Being involved with the community involves a lot of listening. Recently at the Open Storage Summit we engaged with the audience to talk about where we were at with the Storage community and what things people would like to see improve:

Take a look and let me know what you think. What is needed to help _you_ use OpenSolaris. What do _you_ need to make this a first choice storage platform. Inquiring minds want to know!

Wednesday Nov 12, 2008


So I got roped in to head down to San Diego for the LISA conference.

LISA '08

I'm going to be presenting a poster:

OpenSolaris Storage :- 10 tasks in 10 minutes or less

The poster looks like:

The pdf is also available. Essentially it is looking at some cool technologies from ZFS, COMSTAR and DTrace for storage. I've had to prepare a set of slides for this too which I'll upload too.

update: slides are here.

Open Storage Incarnate

So Monday marked the launch of the Sun Storage 7XXX series. I guess I'm a little slow to blog about it, but what's new? So what is it? This is a product that has taken a lot of the technology of Open Storage an OpenSolaris to create an appliance. What does it do well? It provides simple manageability and kick ass analytics and a few real innovations, for instance the Hybrid Storage Pool. You can test it all out in VMWare from here.

This is all very cool, but how is it possible to get involved and participate in this storage technology? The good news is that this is based fundamentally on the Open Storage technology in OpenSolaris. So if you participate in the Storage Community your technology can be part of future Open Storage appliances.

Take this for a test drive and provide some feedback about what's cool, what's missing and where you'd like to see Open Storage moving in the future.

Monday Oct 06, 2008

OpenStorage Summit + SDC

This is a little belated, but I wanted to go over some of the cool things that happened at the conference and thank all of those folks that attended the OpenStorage Summit. The summit was a tremendous success. We had a whole variety of speakers (the presentations are available from the wiki). There's too much to cover here. Next time I hope we will get even more community speakers to participate. The caricature artist at the dinner was a lot of fun too. I'll upload mine pretty soon.
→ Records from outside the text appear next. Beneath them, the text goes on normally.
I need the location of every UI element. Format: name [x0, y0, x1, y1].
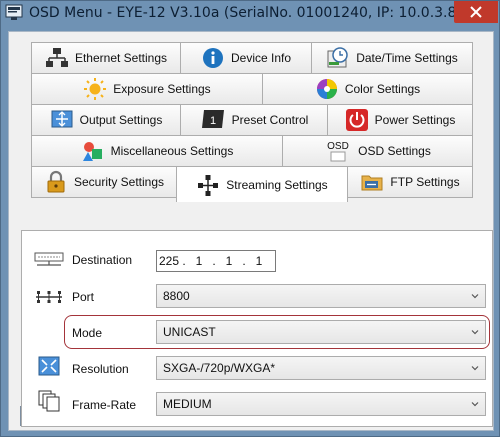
resolution-label: Resolution	[72, 362, 129, 376]
frame-rate-select[interactable]: MEDIUM	[156, 392, 486, 416]
tab-label: Streaming Settings	[226, 177, 328, 192]
frame-rate-icon	[38, 390, 60, 415]
destination-label: Destination	[72, 253, 133, 267]
tab-exposure-settings[interactable]: Exposure Settings	[31, 73, 263, 105]
tab-label: Exposure Settings	[113, 82, 211, 96]
lock-icon	[44, 170, 68, 194]
close-icon	[470, 6, 482, 18]
tab-label: Date/Time Settings	[356, 51, 458, 65]
port-label: Port	[72, 290, 95, 304]
app-icon	[5, 4, 23, 22]
ip-octet-2[interactable]: 1	[187, 254, 211, 268]
ip-octet-4[interactable]: 1	[247, 254, 271, 268]
streaming-settings-panel: Destination 225 . 1 . 1 . 1 Port 8800 Mo…	[21, 230, 493, 427]
chevron-down-icon	[471, 366, 479, 371]
resolution-select[interactable]: SXGA-/720p/WXGA*	[156, 356, 486, 380]
window-title: OSD Menu - EYE-12 V3.10a (SerialNo. 0100…	[29, 5, 471, 21]
port-value: 8800	[163, 289, 190, 303]
tab-output-settings[interactable]: Output Settings	[31, 104, 181, 136]
tab-label: OSD Settings	[358, 144, 431, 158]
tab-ethernet-settings[interactable]: Ethernet Settings	[31, 42, 181, 74]
tab-power-settings[interactable]: Power Settings	[327, 104, 473, 136]
close-button[interactable]	[454, 1, 498, 23]
info-icon	[201, 46, 225, 70]
destination-ip-field[interactable]: 225 . 1 . 1 . 1	[156, 250, 276, 272]
port-select[interactable]: 8800	[156, 284, 486, 308]
tab-label: Security Settings	[73, 175, 165, 189]
tab-osd-settings[interactable]: OSD OSD Settings	[282, 135, 473, 167]
resolution-value: SXGA-/720p/WXGA*	[163, 361, 276, 375]
osd-icon-text: OSD	[327, 141, 349, 152]
chevron-down-icon	[471, 330, 479, 335]
ip-address-icon	[34, 252, 64, 271]
streaming-network-icon	[196, 173, 220, 197]
preset-icon-number: 1	[210, 115, 216, 127]
tab-label: Power Settings	[374, 113, 456, 127]
tab-miscellaneous-settings[interactable]: Miscellaneous Settings	[31, 135, 283, 167]
osd-menu-window: OSD Menu - EYE-12 V3.10a (SerialNo. 0100…	[0, 0, 500, 437]
tab-label: FTP Settings	[390, 175, 460, 189]
output-icon	[50, 108, 74, 132]
resolution-icon	[38, 356, 60, 379]
osd-icon: OSD	[324, 139, 352, 163]
ip-octet-3[interactable]: 1	[217, 254, 241, 268]
ip-octet-1[interactable]: 225	[157, 254, 181, 268]
frame-rate-label: Frame-Rate	[72, 398, 137, 412]
tab-ftp-settings[interactable]: FTP Settings	[347, 166, 473, 198]
misc-shapes-icon	[81, 139, 105, 163]
mode-value: UNICAST	[163, 325, 216, 339]
frame-rate-value: MEDIUM	[163, 397, 212, 411]
sun-icon	[83, 77, 107, 101]
tab-preset-control[interactable]: 1 Preset Control	[180, 104, 328, 136]
tab-label: Output Settings	[79, 113, 163, 127]
preset-icon: 1	[200, 108, 226, 132]
tab-label: Ethernet Settings	[74, 51, 168, 65]
tab-device-info[interactable]: Device Info	[180, 42, 312, 74]
tab-label: Miscellaneous Settings	[110, 144, 234, 158]
power-icon	[345, 108, 369, 132]
tab-streaming-settings[interactable]: Streaming Settings	[176, 166, 348, 202]
chevron-down-icon	[471, 402, 479, 407]
tab-color-settings[interactable]: Color Settings	[262, 73, 473, 105]
mode-select[interactable]: UNICAST	[156, 320, 486, 344]
clock-icon	[326, 46, 350, 70]
chevron-down-icon	[471, 294, 479, 299]
mode-label: Mode	[72, 326, 103, 340]
color-wheel-icon	[315, 77, 339, 101]
client-area: Ethernet Settings Device Info Date/Time …	[8, 31, 494, 431]
title-bar[interactable]: OSD Menu - EYE-12 V3.10a (SerialNo. 0100…	[1, 1, 499, 25]
folder-icon	[360, 170, 384, 194]
tab-datetime-settings[interactable]: Date/Time Settings	[311, 42, 473, 74]
tab-label: Color Settings	[344, 82, 421, 96]
tab-security-settings[interactable]: Security Settings	[31, 166, 177, 198]
network-icon	[45, 46, 69, 70]
tab-label: Preset Control	[231, 113, 309, 127]
port-network-icon	[34, 289, 64, 308]
tab-label: Device Info	[230, 51, 292, 65]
SDC was also pretty interesting, I spent almost every moment of each day listening to presentations about various technologies. The highlights for me were:

  • Andy Bechtolsheim's keynote speech on Flash and storage
  • Meeting a variety of OpenSolaris luminaries (Darren Moffat, Alan Wright, etc)
  • Meeting a variety of Linux luminaries (James Bottomley, Steven French, Andrew Tridgell, Jeremy Allison, etc)
  • Having a long conversation with Martin Petersen about BTRFS
  • (and learning BTRFS is pronounced "Butter FS")

There were lots of other things that went on too. I'll try to take some time and dive down deeper into some of these topics over the coming weeks.